Soldier's wife fights for wounded, families
By BARBARA BARRETT
MCT
Washington --
Sarah Wade's phone rang the night before her usual shift as a waitress and bartender at a Chapel Hill restaurant. It was her boss. He said he had to let her go.
Wade, 32, has told this tale often, and she offered it again last week, speaking into a microphone before members of Congress. Her boss, she recalled, said Wade "had too much going on" in her life - what with her husband missing a right arm and brain-injured because of a bomb blast in Iraq.
Lawmakers and young staffers gasped.

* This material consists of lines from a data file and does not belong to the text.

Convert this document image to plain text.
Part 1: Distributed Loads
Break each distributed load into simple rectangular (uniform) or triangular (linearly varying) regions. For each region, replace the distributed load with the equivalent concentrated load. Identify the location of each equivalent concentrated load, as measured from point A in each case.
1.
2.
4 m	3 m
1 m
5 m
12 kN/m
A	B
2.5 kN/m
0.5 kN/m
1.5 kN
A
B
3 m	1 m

She was here to argue for legislation that would allow family members to leave their jobs for six months to care for troops wounded in the wars in Iraq and Afghanistan.
Her husband sat behind her, smiling with patient eyes, his prosthetic arm resting in his lap. Sgt. Edward "Ted" Wade, 29, couldn't begin to keep up with his wife's words. His sentences come slowly as his blast-injured brain struggles to fire the synapses to execute his thoughts.
This is how the couple often works, Sarah making the arguments about what needs to change, her husband a quiet symbol for the system's failings. For the first two years after his injury, she fought for him.
Now she wants to fix things not only for Ted but for other veterans who don't have a voice. Returning to Washington again and again, she walks the halls of Congress and makes calls up the chain to someone's boss's boss.